La verdad, pues, es tan difícil de ver, que aparece, con suerte, en los intersticios de todo aquello que no es verdadero

Claudio Rossell Arce

/ 19 de enero de 2025 / 06:01

Difícil de asir como un pececito en un estanque enorme, la verdad también es difícil de nombrar, aunque en apariencia sea todo lo contrario, como demuestran los autócratas de una y otra orientación cada vez que trinan, tictoquean o toman un micrófono, para delirio de sus adictos y furia de sus detractores.

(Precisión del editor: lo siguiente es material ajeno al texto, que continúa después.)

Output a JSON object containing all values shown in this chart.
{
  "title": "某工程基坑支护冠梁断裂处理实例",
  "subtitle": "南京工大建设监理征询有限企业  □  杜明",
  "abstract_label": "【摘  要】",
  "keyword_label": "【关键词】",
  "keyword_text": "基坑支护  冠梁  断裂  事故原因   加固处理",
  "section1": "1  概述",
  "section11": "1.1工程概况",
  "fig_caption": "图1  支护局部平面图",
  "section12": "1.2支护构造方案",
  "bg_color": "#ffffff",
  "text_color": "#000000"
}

Durante muchísimo tiempo, la verdad se entendía generalmente como la adecuación entre el objeto y el intelecto (adequatio rei et intellectus), y así lo señala, entre muchas otras acepciones, el Diccionario de la Lengua Española. El problema es que tanto objeto, como intelecto, se prestan a infinidad de interpretaciones. Así, no es que la verdad sea relativa, sino que las interpretaciones que de ella se hacen sí lo son.

Revise también: Utopía

Más influyente de lo que se puede imaginar (a veces por las razones o interpretaciones equivocadas), el filósofo francés J. Derrida afirmó que la verdad apenas deja rastros de sí, una huella, abierta a interpretaciones contingentes y, por tanto, nunca completamente estable ni fija, ya que siempre depende de un contexto cambiante y de asociaciones que se transforman sin fin.

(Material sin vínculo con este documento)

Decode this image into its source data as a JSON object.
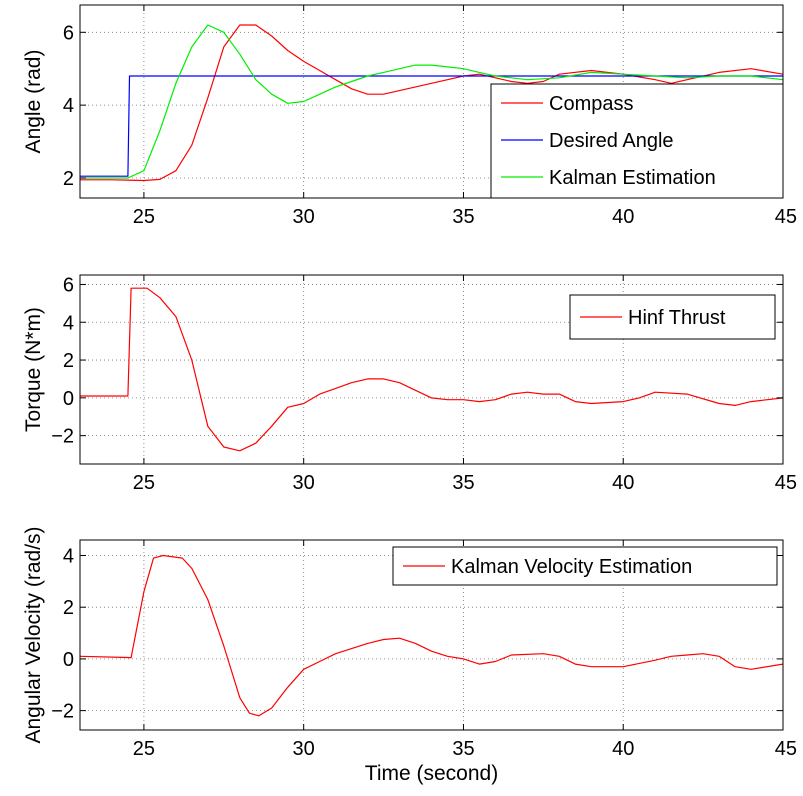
{
  "chart_data": [
    {
      "type": "line",
      "ylabel": "Angle (rad)",
      "xlabel": "",
      "xlim": [
        23,
        45
      ],
      "ylim": [
        1.45,
        6.75
      ],
      "xticks": [
        25,
        30,
        35,
        40,
        45
      ],
      "yticks": [
        2,
        4,
        6
      ],
      "grid": true,
      "legend": "right",
      "series": [
        {
          "name": "Compass",
          "color": "#ff0000",
          "points": [
            [
              23,
              1.95
            ],
            [
              24,
              1.95
            ],
            [
              25,
              1.93
            ],
            [
              25.5,
              1.96
            ],
            [
              26,
              2.2
            ],
            [
              26.5,
              2.9
            ],
            [
              27,
              4.2
            ],
            [
              27.5,
              5.6
            ],
            [
              28,
              6.2
            ],
            [
              28.5,
              6.2
            ],
            [
              29,
              5.9
            ],
            [
              29.5,
              5.5
            ],
            [
              30,
              5.2
            ],
            [
              30.5,
              4.95
            ],
            [
              31,
              4.7
            ],
            [
              31.5,
              4.45
            ],
            [
              32,
              4.3
            ],
            [
              32.5,
              4.3
            ],
            [
              33,
              4.4
            ],
            [
              33.5,
              4.5
            ],
            [
              34,
              4.6
            ],
            [
              34.5,
              4.7
            ],
            [
              35,
              4.8
            ],
            [
              35.5,
              4.85
            ],
            [
              36,
              4.75
            ],
            [
              36.5,
              4.65
            ],
            [
              37,
              4.6
            ],
            [
              37.5,
              4.65
            ],
            [
              38,
              4.85
            ],
            [
              39,
              4.95
            ],
            [
              40,
              4.85
            ],
            [
              41,
              4.7
            ],
            [
              41.5,
              4.6
            ],
            [
              42,
              4.7
            ],
            [
              43,
              4.9
            ],
            [
              44,
              5.0
            ],
            [
              45,
              4.85
            ]
          ]
        },
        {
          "name": "Desired Angle",
          "color": "#0000ff",
          "points": [
            [
              23,
              2.05
            ],
            [
              24.5,
              2.05
            ],
            [
              24.55,
              4.8
            ],
            [
              45,
              4.8
            ]
          ]
        },
        {
          "name": "Kalman Estimation",
          "color": "#00ee00",
          "points": [
            [
              23,
              2.0
            ],
            [
              24.5,
              2.0
            ],
            [
              25,
              2.2
            ],
            [
              25.5,
              3.3
            ],
            [
              26,
              4.6
            ],
            [
              26.5,
              5.6
            ],
            [
              27,
              6.2
            ],
            [
              27.5,
              6.0
            ],
            [
              28,
              5.4
            ],
            [
              28.5,
              4.7
            ],
            [
              29,
              4.3
            ],
            [
              29.5,
              4.05
            ],
            [
              30,
              4.1
            ],
            [
              30.5,
              4.3
            ],
            [
              31,
              4.5
            ],
            [
              31.5,
              4.65
            ],
            [
              32,
              4.8
            ],
            [
              32.5,
              4.9
            ],
            [
              33,
              5.0
            ],
            [
              33.5,
              5.1
            ],
            [
              34,
              5.1
            ],
            [
              34.5,
              5.05
            ],
            [
              35,
              5.0
            ],
            [
              35.5,
              4.9
            ],
            [
              36,
              4.8
            ],
            [
              37,
              4.7
            ],
            [
              38,
              4.75
            ],
            [
              39,
              4.9
            ],
            [
              40,
              4.85
            ],
            [
              41,
              4.8
            ],
            [
              42,
              4.75
            ],
            [
              43,
              4.8
            ],
            [
              44,
              4.8
            ],
            [
              45,
              4.7
            ]
          ]
        }
      ]
    },
    {
      "type": "line",
      "ylabel": "Torque (N*m)",
      "xlabel": "",
      "xlim": [
        23,
        45
      ],
      "ylim": [
        -3.5,
        6.5
      ],
      "xticks": [
        25,
        30,
        35,
        40,
        45
      ],
      "yticks": [
        -2,
        0,
        2,
        4,
        6
      ],
      "grid": true,
      "legend": "top-right",
      "series": [
        {
          "name": "Hinf Thrust",
          "color": "#ff0000",
          "points": [
            [
              23,
              0.1
            ],
            [
              24.5,
              0.1
            ],
            [
              24.6,
              5.8
            ],
            [
              25.1,
              5.8
            ],
            [
              25.5,
              5.3
            ],
            [
              26,
              4.3
            ],
            [
              26.5,
              2.0
            ],
            [
              27,
              -1.5
            ],
            [
              27.5,
              -2.6
            ],
            [
              28,
              -2.8
            ],
            [
              28.5,
              -2.4
            ],
            [
              29,
              -1.5
            ],
            [
              29.5,
              -0.5
            ],
            [
              30,
              -0.3
            ],
            [
              30.5,
              0.2
            ],
            [
              31,
              0.5
            ],
            [
              31.5,
              0.8
            ],
            [
              32,
              1.0
            ],
            [
              32.5,
              1.0
            ],
            [
              33,
              0.8
            ],
            [
              33.5,
              0.4
            ],
            [
              34,
              0.0
            ],
            [
              34.5,
              -0.1
            ],
            [
              35,
              -0.1
            ],
            [
              35.5,
              -0.2
            ],
            [
              36,
              -0.1
            ],
            [
              36.5,
              0.2
            ],
            [
              37,
              0.3
            ],
            [
              37.5,
              0.2
            ],
            [
              38,
              0.2
            ],
            [
              38.5,
              -0.2
            ],
            [
              39,
              -0.3
            ],
            [
              40,
              -0.2
            ],
            [
              40.5,
              0.0
            ],
            [
              41,
              0.3
            ],
            [
              42,
              0.2
            ],
            [
              43,
              -0.3
            ],
            [
              43.5,
              -0.4
            ],
            [
              44,
              -0.2
            ],
            [
              45,
              0.0
            ]
          ]
        }
      ]
    },
    {
      "type": "line",
      "ylabel": "Angular Velocity  (rad/s)",
      "xlabel": "Time (second)",
      "xlim": [
        23,
        45
      ],
      "ylim": [
        -2.75,
        4.6
      ],
      "xticks": [
        25,
        30,
        35,
        40,
        45
      ],
      "yticks": [
        -2,
        0,
        2,
        4
      ],
      "grid": true,
      "legend": "top-right",
      "series": [
        {
          "name": "Kalman Velocity Estimation",
          "color": "#ff0000",
          "points": [
            [
              23,
              0.1
            ],
            [
              24.6,
              0.05
            ],
            [
              25,
              2.6
            ],
            [
              25.3,
              3.9
            ],
            [
              25.6,
              4.0
            ],
            [
              26.2,
              3.9
            ],
            [
              26.5,
              3.5
            ],
            [
              27,
              2.3
            ],
            [
              27.5,
              0.5
            ],
            [
              28,
              -1.5
            ],
            [
              28.3,
              -2.1
            ],
            [
              28.6,
              -2.2
            ],
            [
              29,
              -1.9
            ],
            [
              29.5,
              -1.1
            ],
            [
              30,
              -0.4
            ],
            [
              30.5,
              -0.1
            ],
            [
              31,
              0.2
            ],
            [
              31.5,
              0.4
            ],
            [
              32,
              0.6
            ],
            [
              32.5,
              0.75
            ],
            [
              33,
              0.8
            ],
            [
              33.5,
              0.6
            ],
            [
              34,
              0.3
            ],
            [
              34.5,
              0.1
            ],
            [
              35,
              0.0
            ],
            [
              35.5,
              -0.2
            ],
            [
              36,
              -0.1
            ],
            [
              36.5,
              0.15
            ],
            [
              37.5,
              0.2
            ],
            [
              38,
              0.1
            ],
            [
              38.5,
              -0.2
            ],
            [
              39,
              -0.3
            ],
            [
              40,
              -0.3
            ],
            [
              41,
              -0.05
            ],
            [
              41.5,
              0.1
            ],
            [
              42,
              0.15
            ],
            [
              42.5,
              0.2
            ],
            [
              43,
              0.1
            ],
            [
              43.5,
              -0.3
            ],
            [
              44,
              -0.4
            ],
            [
              45,
              -0.2
            ]
          ]
        }
      ]
    }
  ]
}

Antes que el francés, M. Heidegger había desempolvado el término griego aletheia, que significa “desocultamiento” o “revelación”, para explicar que no es únicamente una cuestión de correspondencia entre una proposición y un estado de cosas, sino que la verdad, al no presentarse automáticamente, es «revelada» o «mostrada» en el contexto de la existencia humana. Y antes que el alemán, su paisano E. Husserl señaló que la verdad depende de la intencionalidad, es decir, de un acto intencional que dirige la conciencia hacia el objeto; por lo tanto, esta intención es el marco en el que no solo se produce la experiencia, sino que se la evalúa en términos de verdad o falsedad.

De ahí que, en la vida cotidiana, en apariencia tan lejana a la filosofía pura y dura, se habla de diferentes formas, parciales, de verdad, comenzando por la verdad de Perogrullo, que, por conocida, por sabida, por manida, no necesita ni decirse; los políticos bisoños, o los perezosos, que abundan, son muy buenos usando este tipo de verdad, lo cual no es un mérito, sino todo lo contrario. O la verdad de la milanesa, que tal vez sea que en realidad ese delicioso asado apanado típico de Buenos Aires no es de Milán ni mucho menos de Nápoles, aunque sea napolitana.

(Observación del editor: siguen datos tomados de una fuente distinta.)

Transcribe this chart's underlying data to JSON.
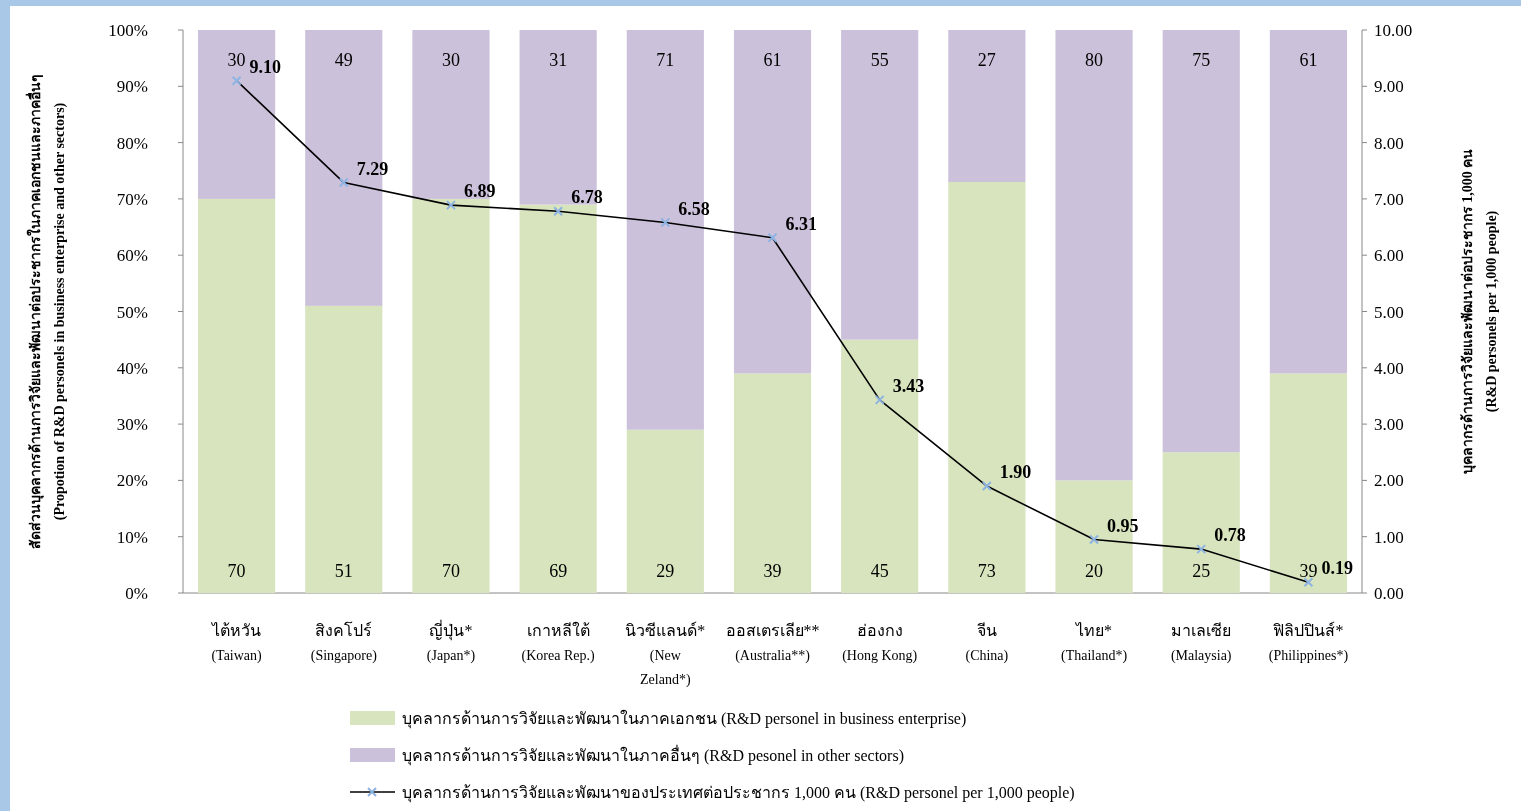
{
  "chart_data": {
    "type": "bar",
    "stacked": true,
    "data_labels": true,
    "legend": "bottom",
    "marker": "cross",
    "line_style": "solid",
    "ylabel": "สัดส่วนบุคลากรด้านการวิจัยและพัฒนาต่อประชากรในภาคเอกชนและภาคอื่นๆ\n(Propotion of R&D personels in business enterprise and other sectors)",
    "y2label": "บุคลากรด้านการวิจัยและพัฒนาต่อประชากร 1,000 คน\n(R&D personels per 1,000 people)",
    "categories": [
      "ไต้หวัน\n(Taiwan)",
      "สิงคโปร์\n(Singapore)",
      "ญี่ปุ่น*\n(Japan*)",
      "เกาหลีใต้\n(Korea Rep.)",
      "นิวซีแลนด์*\n(New\nZeland*)",
      "ออสเตรเลีย**\n(Australia**)",
      "ฮ่องกง\n(Hong Kong)",
      "จีน\n(China)",
      "ไทย*\n(Thailand*)",
      "มาเลเซีย\n(Malaysia)",
      "ฟิลิปปินส์*\n(Philippines*)"
    ],
    "series": [
      {
        "name": "บุคลากรด้านการวิจัยและพัฒนาในภาคเอกชน (R&D personel in business enterprise)",
        "color": "#d7e4bd",
        "values": [
          70,
          51,
          70,
          69,
          29,
          39,
          45,
          73,
          20,
          25,
          39
        ]
      },
      {
        "name": "บุคลากรด้านการวิจัยและพัฒนาในภาคอื่นๆ (R&D pesonel in other sectors)",
        "color": "#ccc1da",
        "values": [
          30,
          49,
          30,
          31,
          71,
          61,
          55,
          27,
          80,
          75,
          61
        ]
      },
      {
        "name": "บุคลากรด้านการวิจัยและพัฒนาของประเทศต่อประชากร 1,000 คน (R&D personel per 1,000 people)",
        "type": "line",
        "axis": "y2",
        "color": "#000000",
        "values": [
          9.1,
          7.29,
          6.89,
          6.78,
          6.58,
          6.31,
          3.43,
          1.9,
          0.95,
          0.78,
          0.19
        ],
        "value_labels": [
          "9.10",
          "7.29",
          "6.89",
          "6.78",
          "6.58",
          "6.31",
          "3.43",
          "1.90",
          "0.95",
          "0.78",
          "0.19"
        ]
      }
    ],
    "ylim": [
      0,
      100
    ],
    "yticks": [
      {
        "value": 0,
        "label": "0%"
      },
      {
        "value": 10,
        "label": "10%"
      },
      {
        "value": 20,
        "label": "20%"
      },
      {
        "value": 30,
        "label": "30%"
      },
      {
        "value": 40,
        "label": "40%"
      },
      {
        "value": 50,
        "label": "50%"
      },
      {
        "value": 60,
        "label": "60%"
      },
      {
        "value": 70,
        "label": "70%"
      },
      {
        "value": 80,
        "label": "80%"
      },
      {
        "value": 90,
        "label": "90%"
      },
      {
        "value": 100,
        "label": "100%"
      }
    ],
    "y2lim": [
      0,
      10
    ],
    "y2ticks": [
      {
        "value": 0,
        "label": "0.00"
      },
      {
        "value": 1,
        "label": "1.00"
      },
      {
        "value": 2,
        "label": "2.00"
      },
      {
        "value": 3,
        "label": "3.00"
      },
      {
        "value": 4,
        "label": "4.00"
      },
      {
        "value": 5,
        "label": "5.00"
      },
      {
        "value": 6,
        "label": "6.00"
      },
      {
        "value": 7,
        "label": "7.00"
      },
      {
        "value": 8,
        "label": "8.00"
      },
      {
        "value": 9,
        "label": "9.00"
      },
      {
        "value": 10,
        "label": "10.00"
      }
    ]
  }
}
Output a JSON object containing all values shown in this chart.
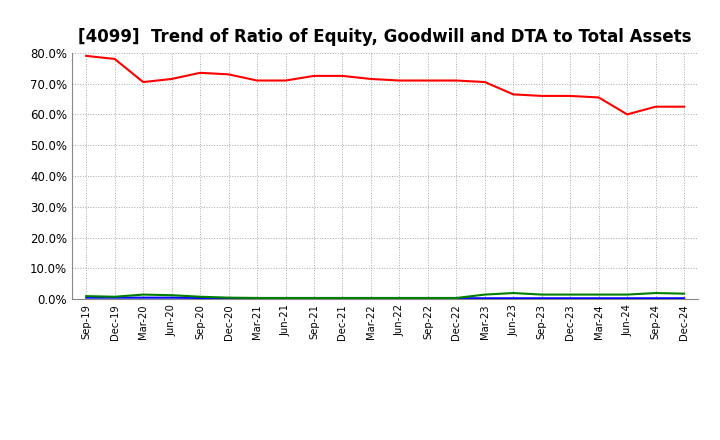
{
  "title": "[4099]  Trend of Ratio of Equity, Goodwill and DTA to Total Assets",
  "x_labels": [
    "Sep-19",
    "Dec-19",
    "Mar-20",
    "Jun-20",
    "Sep-20",
    "Dec-20",
    "Mar-21",
    "Jun-21",
    "Sep-21",
    "Dec-21",
    "Mar-22",
    "Jun-22",
    "Sep-22",
    "Dec-22",
    "Mar-23",
    "Jun-23",
    "Sep-23",
    "Dec-23",
    "Mar-24",
    "Jun-24",
    "Sep-24",
    "Dec-24"
  ],
  "equity": [
    79.0,
    78.0,
    70.5,
    71.5,
    73.5,
    73.0,
    71.0,
    71.0,
    72.5,
    72.5,
    71.5,
    71.0,
    71.0,
    71.0,
    70.5,
    66.5,
    66.0,
    66.0,
    65.5,
    60.0,
    62.5,
    62.5
  ],
  "goodwill": [
    0.5,
    0.5,
    0.5,
    0.5,
    0.4,
    0.3,
    0.3,
    0.3,
    0.3,
    0.3,
    0.3,
    0.3,
    0.3,
    0.3,
    0.3,
    0.3,
    0.3,
    0.3,
    0.3,
    0.3,
    0.3,
    0.3
  ],
  "dta": [
    1.0,
    0.8,
    1.5,
    1.3,
    0.8,
    0.5,
    0.4,
    0.4,
    0.4,
    0.4,
    0.4,
    0.4,
    0.4,
    0.4,
    1.5,
    2.0,
    1.5,
    1.5,
    1.5,
    1.5,
    2.0,
    1.8
  ],
  "equity_color": "#ff0000",
  "goodwill_color": "#0000ff",
  "dta_color": "#008000",
  "ylim": [
    0.0,
    80.0
  ],
  "yticks": [
    0.0,
    10.0,
    20.0,
    30.0,
    40.0,
    50.0,
    60.0,
    70.0,
    80.0
  ],
  "background_color": "#ffffff",
  "grid_color": "#aaaaaa",
  "title_fontsize": 12
}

También hay una verdad jurídica que, como decía el buen Foucault en una famosa conferencia, es el resultado de un buen manejo de los dispositivos de la verdad, que no son más que los rastros, aludidos antes, empleados según unas reglas del juego que posibilitan, en un grosero ejemplo, que un grupo de personas sin mandato gobierne de facto desde un tribunal de (in)justicia sin que haya poder o reclamo capaz de impedirlo. Pero si el pensamiento del filósofo de Poitiers ya no alcanza para comprender estados avanzados de descomposición del aparato de Justicia, tal vez sirvan los relatos del también francés Marqués de Sade, que tan bien retratan la moral y las costumbres de los jueces y otros hombres del poder. Verdad jurídica es, en manos de tales personas, una moneda girando en el aire.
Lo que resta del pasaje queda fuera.